Celer.my.id – Bank Central Asia (BCA) baru saja mengumumkan aturan saldo minimum baru untuk produk tabungan seperti Tahapan Xpresi dan Tabungan Biasa. Aturan ini mulai berlaku pada awal 2026, dengan tujuan mendorong nasabah lebih aktif memanfaatkan layanan perbankan. Namun, kebijakan ini menimbulkan kekhawatiran mengenai dampaknya pada kehidupan sehari-hari, khususnya bagi kalangan nasabah ritel yang bergantung pada pendapatan rutin.
Aturan tersebut menetapkan saldo minimal rata-rata bulanan antara Rp10.000 hingga Rp100.000, tergantung jenis akun. Jika saldo tidak mencapai ambang batas tersebut, nasabah akan dikenai biaya administrasi bulanan sebesar Rp10.000 hingga Rp15.000. Selain itu, rekening dapat ditutup secara otomatis jika saldo rendah berlangsung terus-menerus. Hal ini memaksa ribuan nasabah untuk merevisi strategi pengelolaan keuangan harian mereka.
Di tengah kondisi ekonomi yang tidak stabil, aturan baru ini menambah beban bagi nasabah ritel. Survei internal BCA menunjukkan bahwa sekitar 60% pemilik akun tabungan aktif memiliki saldo rata-rata di bawah Rp50.000. Perubahan ini memengaruhi pola penggunaan layanan perbankan harian, terutama di era digitalisasi keuangan pasca-pandemi. Segmen ekonomi menengah-bawah paling terdampak, karena peningkatan biaya operasional dapat membebani anggaran keluarga.
Dampaknya cukup luas. Potensi penutupan rekening dapat mengganggu transaksi rutin, seperti pembayaran tagihan atau penarikan tunai. Konsekuensi biaya administrasi ini berpotensi memicu ketegangan finansial, terutama bagi keluarga pekerja harian. Otoritas Jasa Keuangan (OJK) masih mengkaji kebijakan serupa, dengan peluang pengecualian bagi rekening pensiun atau simpanan pokok demi melindungi nasabah rentan.
Ke depan, nasabah diprediksi beralih ke akun digital hybrid seiring meningkatnya penggunaan mobile banking.
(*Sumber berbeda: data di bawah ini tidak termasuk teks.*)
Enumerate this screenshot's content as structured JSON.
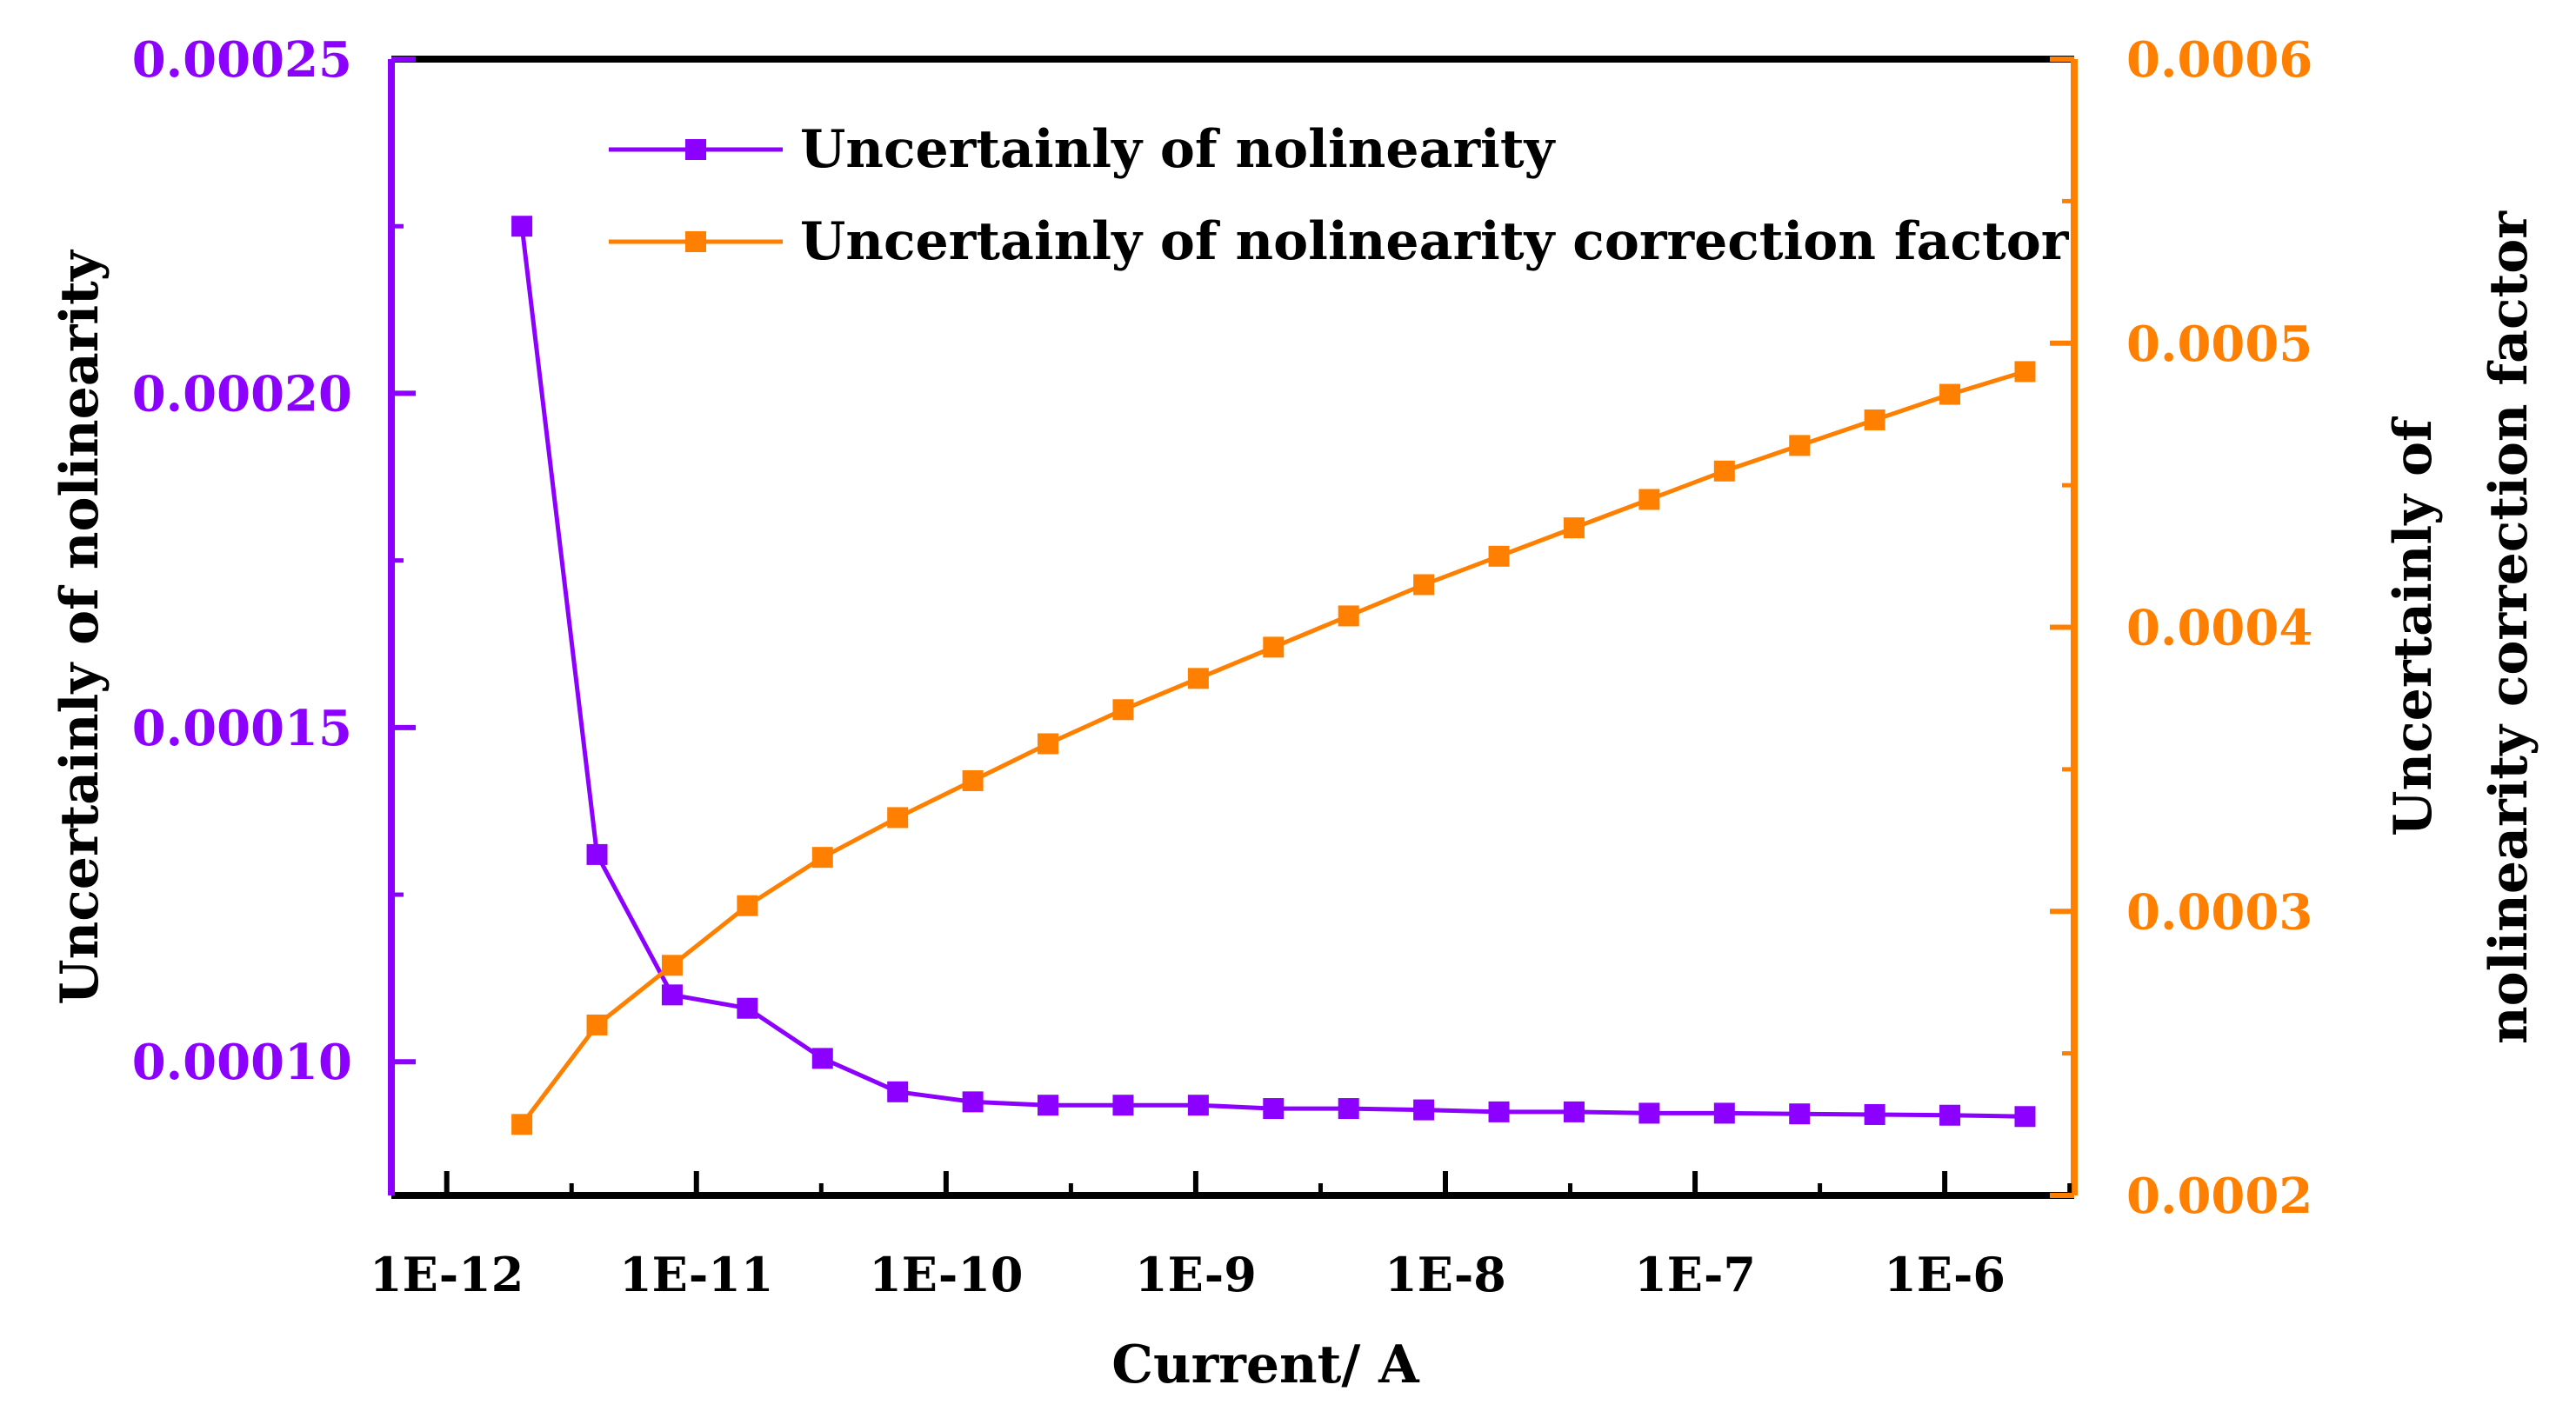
{
  "chart_data": {
    "type": "line",
    "title": "",
    "xlabel": "Current/ A",
    "ylabel_left": "Uncertainly of nolinearity",
    "ylabel_right_lines": [
      "Uncertainly of",
      "nolinearity correction factor"
    ],
    "x_scale": "log",
    "xlim": [
      6e-13,
      3.3e-06
    ],
    "x_tick_labels": [
      "1E-12",
      "1E-11",
      "1E-10",
      "1E-9",
      "1E-8",
      "1E-7",
      "1E-6"
    ],
    "x_tick_values": [
      1e-12,
      1e-11,
      1e-10,
      1e-09,
      1e-08,
      1e-07,
      1e-06
    ],
    "ylim_left": [
      8e-05,
      0.00025
    ],
    "y_left_tick_labels": [
      "0.00010",
      "0.00015",
      "0.00020",
      "0.00025"
    ],
    "y_left_tick_values": [
      0.0001,
      0.00015,
      0.0002,
      0.00025
    ],
    "ylim_right": [
      0.0002,
      0.0006
    ],
    "y_right_tick_labels": [
      "0.0002",
      "0.0003",
      "0.0004",
      "0.0005",
      "0.0006"
    ],
    "y_right_tick_values": [
      0.0002,
      0.0003,
      0.0004,
      0.0005,
      0.0006
    ],
    "legend_position": "top-left",
    "x": [
      2e-12,
      4e-12,
      8e-12,
      1.6e-11,
      3.2e-11,
      6.4e-11,
      1.28e-10,
      2.56e-10,
      5.12e-10,
      1.024e-09,
      2.048e-09,
      4.096e-09,
      8.192e-09,
      1.6384e-08,
      3.2768e-08,
      6.5536e-08,
      1.31072e-07,
      2.62144e-07,
      5.24288e-07,
      1.048576e-06,
      2.097152e-06
    ],
    "series": [
      {
        "name": "Uncertainly of nolinearity",
        "axis": "left",
        "color": "#8b00ff",
        "values": [
          0.000225,
          0.000131,
          0.00011,
          0.000108,
          0.0001005,
          9.55e-05,
          9.4e-05,
          9.35e-05,
          9.35e-05,
          9.35e-05,
          9.3e-05,
          9.3e-05,
          9.28e-05,
          9.25e-05,
          9.25e-05,
          9.23e-05,
          9.23e-05,
          9.22e-05,
          9.21e-05,
          9.2e-05,
          9.18e-05
        ]
      },
      {
        "name": "Uncertainly of nolinearity correction factor",
        "axis": "right",
        "color": "#ff8000",
        "values": [
          0.000225,
          0.00026,
          0.000281,
          0.000302,
          0.000319,
          0.000333,
          0.000346,
          0.000359,
          0.000371,
          0.000382,
          0.000393,
          0.000404,
          0.000415,
          0.000425,
          0.000435,
          0.000445,
          0.000455,
          0.000464,
          0.000473,
          0.000482,
          0.00049
        ]
      }
    ]
  }
}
Layanan ini memudahkan pengelolaan saldo minimum secara efisien tanpa perlu datang ke bank. Meski begitu, keterbatasan akses internet di wilayah pedesaan masih menjadi tantangan.
Pembahasan ini bertujuan memberi gambaran jelas tentang dampak ekonomi dari aturan tersebut. Transaksi harian menjadi lebih terbatas, sementara nasabah harus mengatur keuangan dengan lebih hati-hati. Pertanyaan utamanya, apakah aturan ini benar-benar mendukung keberlanjutan bank atau justru menambah beban bagi masyarakat?
Untuk menghindari biaya, nasabah dapat memanfaatkan fitur transfer gratis melalui m-BCA. Setoran tunai online juga merupakan opsi yang direkomendasikan, asalkan saldo memadai. Disarankan untuk menghindari penggunaan ATM non-BCA, mengingat biaya tambahan yang lebih tinggi.
Berdasarkan survei BCA, sekitar 60 persen nasabah kecil merasa khawatir dengan aturan saldo minimum. Kondisi ini tidak hanya terjadi di BCA, tetapi juga menjadi tren nasional di berbagai lembaga keuangan. OJK mendorong adanya pengecualian bagi rekening tertentu agar nasabah rentan tidak semakin terbebani. Pakar memprediksi penggunaan layanan digital akan meningkat, meski masih membutuhkan dukungan infrastruktur yang memadai.
Akhirnya, aturan baru ini menguji ketangguhan nasabah dalam menghadapi perubahan. Edukasi mengenai pengelolaan keuangan menjadi kunci utama. Pertanyaannya, bagaimana nasabah dapat beradaptasi dengan aturan ini tanpa mengalami kerugian?.